Several asset classes and indices are included in their analysis. For the equity markets, the
authors use MSCI indices for the United States, the United Kingdom, France, Germany, Japan,
and World ex-United States for January 1970–February 2008. To capture style and size
data, the Russell 3000 Value (U.S. value), Russell 3000 Growth (U.S. growth), S&P 500
(U.S. large cap), and Russell 2500 (U.S. small plus mid-cap) indices are included. Several
hedge fund styles from the Hedge Fund Research database are also considered, including event
driven, relative value arbitrage, convertible arbitrage, equity market neutral, merger
arbitrage, and global hedge. The fixed-income markets included are U.S. bonds, government
bonds, and high-yield, mortgage-backed, and investment-grade credit.
The authors find that observed correlations are higher than normal on the downside while
lower on the upside.
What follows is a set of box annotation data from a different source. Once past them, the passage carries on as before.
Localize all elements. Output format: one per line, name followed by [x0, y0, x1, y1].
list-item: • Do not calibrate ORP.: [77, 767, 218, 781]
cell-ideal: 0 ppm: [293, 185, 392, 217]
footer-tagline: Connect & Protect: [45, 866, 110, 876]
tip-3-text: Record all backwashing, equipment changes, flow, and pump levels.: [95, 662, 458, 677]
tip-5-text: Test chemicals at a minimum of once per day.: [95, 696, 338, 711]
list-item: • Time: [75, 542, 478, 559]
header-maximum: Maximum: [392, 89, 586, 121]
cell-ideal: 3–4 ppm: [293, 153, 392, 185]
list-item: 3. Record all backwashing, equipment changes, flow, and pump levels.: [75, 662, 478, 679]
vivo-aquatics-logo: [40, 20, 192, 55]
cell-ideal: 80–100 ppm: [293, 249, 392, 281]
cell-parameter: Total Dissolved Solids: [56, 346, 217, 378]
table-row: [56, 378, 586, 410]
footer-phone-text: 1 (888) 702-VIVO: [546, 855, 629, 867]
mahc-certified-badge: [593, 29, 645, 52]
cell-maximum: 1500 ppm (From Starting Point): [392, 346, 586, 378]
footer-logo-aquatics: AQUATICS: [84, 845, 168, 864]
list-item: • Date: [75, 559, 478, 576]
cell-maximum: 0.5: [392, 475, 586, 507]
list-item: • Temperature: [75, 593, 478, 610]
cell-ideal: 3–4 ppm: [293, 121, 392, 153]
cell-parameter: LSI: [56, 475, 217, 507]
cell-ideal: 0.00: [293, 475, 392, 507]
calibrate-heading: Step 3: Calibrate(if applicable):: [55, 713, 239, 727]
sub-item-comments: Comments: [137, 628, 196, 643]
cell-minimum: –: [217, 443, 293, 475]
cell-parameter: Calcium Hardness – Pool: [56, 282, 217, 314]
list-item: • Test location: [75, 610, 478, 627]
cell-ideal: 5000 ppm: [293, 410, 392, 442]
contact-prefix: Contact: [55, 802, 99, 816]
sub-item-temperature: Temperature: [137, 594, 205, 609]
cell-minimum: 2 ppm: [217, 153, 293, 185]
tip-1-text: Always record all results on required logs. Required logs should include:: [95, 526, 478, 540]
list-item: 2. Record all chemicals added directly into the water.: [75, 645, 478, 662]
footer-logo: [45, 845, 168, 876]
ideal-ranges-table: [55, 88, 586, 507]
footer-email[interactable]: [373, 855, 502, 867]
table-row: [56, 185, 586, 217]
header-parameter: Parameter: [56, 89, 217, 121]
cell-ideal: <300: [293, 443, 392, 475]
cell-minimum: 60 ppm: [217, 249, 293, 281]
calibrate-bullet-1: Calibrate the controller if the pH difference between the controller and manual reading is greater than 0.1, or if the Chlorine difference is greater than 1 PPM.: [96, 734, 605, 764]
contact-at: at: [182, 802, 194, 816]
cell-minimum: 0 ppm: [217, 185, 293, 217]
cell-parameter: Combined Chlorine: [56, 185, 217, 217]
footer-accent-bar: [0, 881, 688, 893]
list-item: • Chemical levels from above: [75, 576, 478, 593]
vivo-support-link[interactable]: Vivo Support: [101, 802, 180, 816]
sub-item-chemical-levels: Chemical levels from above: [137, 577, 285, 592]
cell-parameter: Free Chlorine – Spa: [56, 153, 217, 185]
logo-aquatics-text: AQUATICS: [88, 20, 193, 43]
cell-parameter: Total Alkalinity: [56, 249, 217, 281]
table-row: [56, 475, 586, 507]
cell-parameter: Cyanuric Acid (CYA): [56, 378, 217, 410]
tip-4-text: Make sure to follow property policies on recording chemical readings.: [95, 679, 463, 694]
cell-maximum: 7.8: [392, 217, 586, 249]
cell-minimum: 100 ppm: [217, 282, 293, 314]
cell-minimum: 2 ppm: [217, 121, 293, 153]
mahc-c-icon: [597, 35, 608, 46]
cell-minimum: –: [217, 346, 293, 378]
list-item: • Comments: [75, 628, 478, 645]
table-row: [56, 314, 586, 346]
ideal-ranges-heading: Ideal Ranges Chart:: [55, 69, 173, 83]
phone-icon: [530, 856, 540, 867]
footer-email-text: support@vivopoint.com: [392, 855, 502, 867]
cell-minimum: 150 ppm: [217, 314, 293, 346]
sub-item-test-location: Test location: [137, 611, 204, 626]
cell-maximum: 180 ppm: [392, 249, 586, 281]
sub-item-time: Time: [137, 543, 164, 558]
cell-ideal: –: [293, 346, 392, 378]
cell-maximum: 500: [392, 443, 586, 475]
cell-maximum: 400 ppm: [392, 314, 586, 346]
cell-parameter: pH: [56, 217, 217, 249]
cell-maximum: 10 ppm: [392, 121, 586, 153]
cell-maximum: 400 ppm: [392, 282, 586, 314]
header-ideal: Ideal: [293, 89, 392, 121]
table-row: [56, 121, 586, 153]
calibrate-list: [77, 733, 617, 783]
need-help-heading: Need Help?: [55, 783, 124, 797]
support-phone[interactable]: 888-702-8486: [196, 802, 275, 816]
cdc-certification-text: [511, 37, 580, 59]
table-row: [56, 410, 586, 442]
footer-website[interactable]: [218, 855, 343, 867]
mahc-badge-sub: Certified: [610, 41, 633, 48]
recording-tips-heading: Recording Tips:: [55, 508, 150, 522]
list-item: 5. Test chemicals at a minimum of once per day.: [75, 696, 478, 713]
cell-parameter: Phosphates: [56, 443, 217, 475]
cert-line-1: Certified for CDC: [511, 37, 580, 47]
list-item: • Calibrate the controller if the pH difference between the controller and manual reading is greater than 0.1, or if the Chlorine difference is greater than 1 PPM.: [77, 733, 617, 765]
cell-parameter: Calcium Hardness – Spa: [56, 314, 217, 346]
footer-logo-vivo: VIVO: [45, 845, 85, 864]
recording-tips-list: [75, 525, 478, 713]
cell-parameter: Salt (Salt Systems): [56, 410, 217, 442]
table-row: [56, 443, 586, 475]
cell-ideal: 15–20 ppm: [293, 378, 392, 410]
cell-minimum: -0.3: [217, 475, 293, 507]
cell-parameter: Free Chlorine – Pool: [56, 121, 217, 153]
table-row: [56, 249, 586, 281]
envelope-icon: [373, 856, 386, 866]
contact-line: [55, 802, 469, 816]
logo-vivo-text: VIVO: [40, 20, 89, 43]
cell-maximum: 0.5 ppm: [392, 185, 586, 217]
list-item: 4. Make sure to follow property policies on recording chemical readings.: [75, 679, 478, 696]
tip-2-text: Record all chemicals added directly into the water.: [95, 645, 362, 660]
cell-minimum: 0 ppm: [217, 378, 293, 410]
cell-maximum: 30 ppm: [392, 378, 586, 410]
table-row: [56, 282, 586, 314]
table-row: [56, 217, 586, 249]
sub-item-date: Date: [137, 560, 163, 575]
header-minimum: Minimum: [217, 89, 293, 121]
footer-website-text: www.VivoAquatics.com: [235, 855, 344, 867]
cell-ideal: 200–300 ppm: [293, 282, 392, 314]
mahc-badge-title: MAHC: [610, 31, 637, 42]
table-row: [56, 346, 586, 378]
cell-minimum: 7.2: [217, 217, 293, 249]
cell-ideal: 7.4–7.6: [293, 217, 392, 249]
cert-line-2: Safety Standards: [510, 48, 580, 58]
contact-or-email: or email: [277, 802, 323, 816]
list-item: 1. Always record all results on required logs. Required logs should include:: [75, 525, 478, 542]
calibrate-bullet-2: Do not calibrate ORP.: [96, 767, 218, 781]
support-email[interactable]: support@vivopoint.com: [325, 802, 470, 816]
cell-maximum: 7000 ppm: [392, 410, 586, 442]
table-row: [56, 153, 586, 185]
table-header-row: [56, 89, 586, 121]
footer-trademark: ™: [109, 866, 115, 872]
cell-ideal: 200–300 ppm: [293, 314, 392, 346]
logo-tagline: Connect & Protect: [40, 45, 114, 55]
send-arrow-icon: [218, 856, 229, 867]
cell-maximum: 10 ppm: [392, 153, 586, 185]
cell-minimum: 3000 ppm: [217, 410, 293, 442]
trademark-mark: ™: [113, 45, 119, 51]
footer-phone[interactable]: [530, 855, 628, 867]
For example, in considering the correlation between the U.S. Russell 3000
and MSCI World ex-United States, they find that when both markets are up one standard
deviation, correlation between them is –17 percent, whereas when both markets are down
more than one standard deviation, correlation between them is 76 percent. They find that these
correlation asymmetries prevail, including for such hedge fund styles as market-neutral
equity. In fact, they find that only a few asset classes offer desirable downside
deviation—mortgage-backed securities, high yield, and credit, which all failed to
diversify during the financial crisis of 2007–2008.
The authors then construct a portfolio using full-scale optimization. Unlike
mean–variance analysis, which assumes normally distributed inputs, full-scale
optimization uses the distribution features of the empirical sample, so assets’
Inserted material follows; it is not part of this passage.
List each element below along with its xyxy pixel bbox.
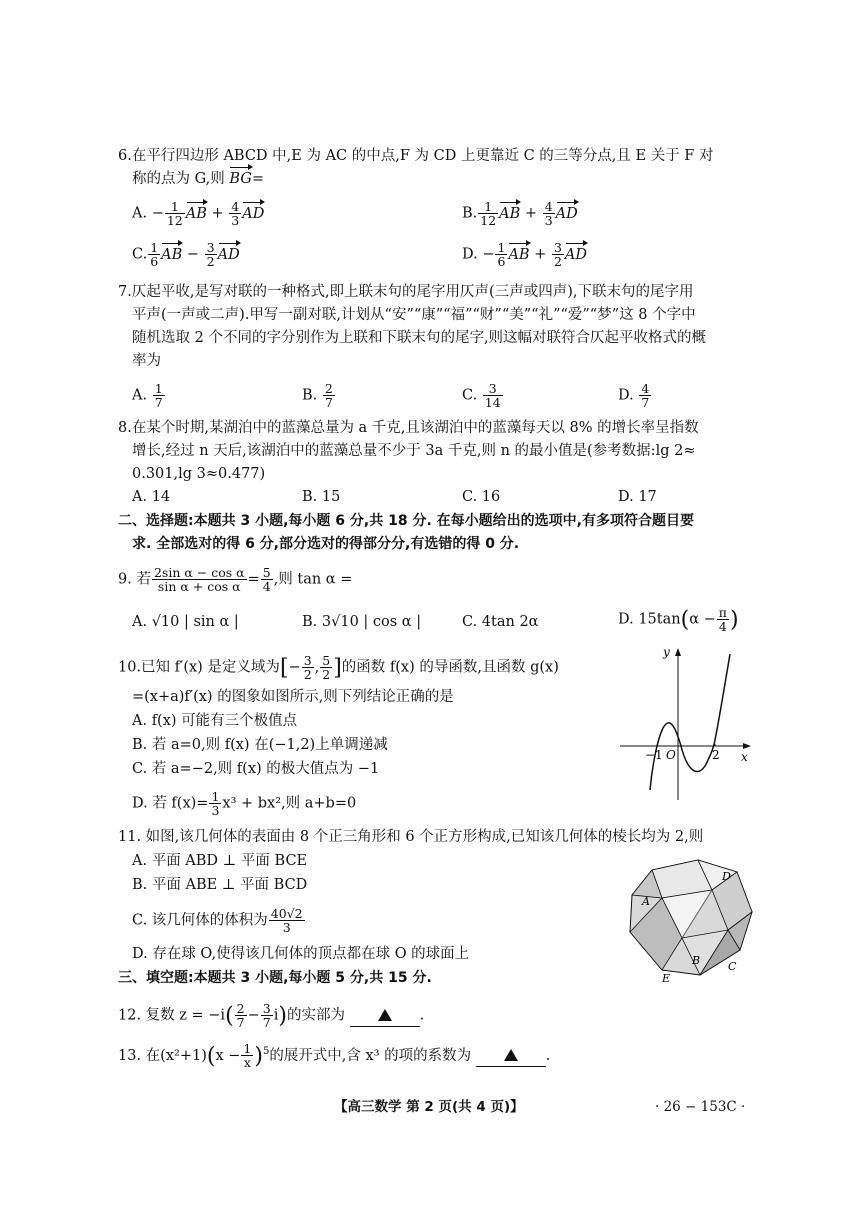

skewness, kurtosis, and correlation asymmetries are taken into account. Hence, full-scale
optimization implicitly minimizes downside correlation and maximizes upside correlation. The
authors demonstrate that using full-scale optimization reduces correlation asymmetry by more
than half compared with using mean–variance optimization. Although the results show
consistent increases in the utility of the portfolio generated by full-scale optimization, the
biggest uplift is achieved in the subsample in which hedge funds are included and utility is
improved by 254 percent.
In summary, the authors present an analytical framework to show how conditional correlations
vary under the assumption that returns are jointly normally distributed. This result is used
to highlight the correlation asymmetry that is prevalent among a variety of asset pairs. The
authors then present a portfolio construction technique that is able to take advantage of this
asymmetry, and they note that traditional mean–variance is unable to do so.